Назавтра он, правда, пожалел о том, что не проводил гостью до машины. Пожалел, глядя на почернелое, перекошенное лицо задушенной, после смерти еще более безобразное, чем в жизни, и в то же время словно бы таким страшным образом обретшее правоту: если при жизни вслед Каревой наверняка бросали «Ну и морда!», то от покойников никто не требует, чтобы они были красивыми… Подумалось: а все-таки и она жить хотела. Проводил бы ее, позволил спокойно уехать, глядишь, и осталась бы жива… Но, с другой стороны, возле машины ее наверняка поджидали акуловские сообщники. Хотели немедленно получить документы, а когда увидели, что документов нет, рассвирепели и прикончили несчастную адвокатшу. Бойцов, выскочивший из дома безоружным, ее не спас бы и документы, нужные бандитам, защитить бы не сумел.
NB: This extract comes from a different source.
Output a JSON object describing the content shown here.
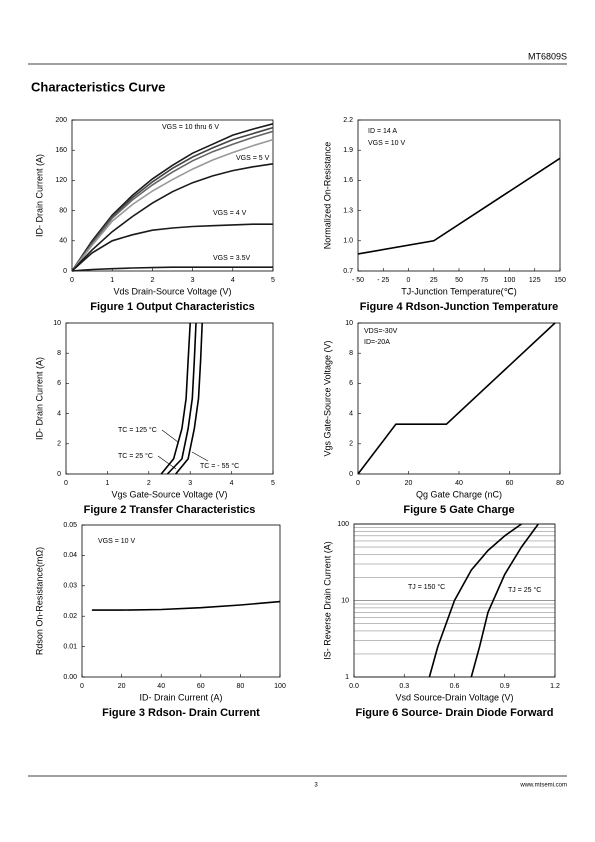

А значит, все не случайно. Карева перед смертью высказалась правильно: это война. А на войне как на войне, говорят французы.
У законопослушного Джоныча, должно быть, каждое глазное яблоко стало бы размером с апельсин, если бы он услышал, что его друг Иван сознательно дал ложные показания по делу об убийстве. Но что еще оставалось Бойцову? Он чувствовал, что его обложили со всех сторон. У Акулова все куплены сверху донизу, в прокуратуре и в милиции, — в это Иван Андреевич твердо верил. Не удалось купить честного председателя Бойцова, так по акуловскому приказу его засадят в тюрьму, свалив на него убийство Каревой. Потом, возможно, обвинение развалится, но пока что Бойцова постараются вывести из игры. На его место будет избран другой председатель, который окажется менее несговорчивым… Вот какая чепуха получится, если бы Иван Андреевич признался, что Елизавета Карева приезжала к нему. Следовательно, единственное спасение — молчать. Как это ему еще повезло, что Лада с Прошкой гостили у стариков: ну, Ладушка у него еще туда-сюда, не из болтливых, а как ребенку рот заткнешь?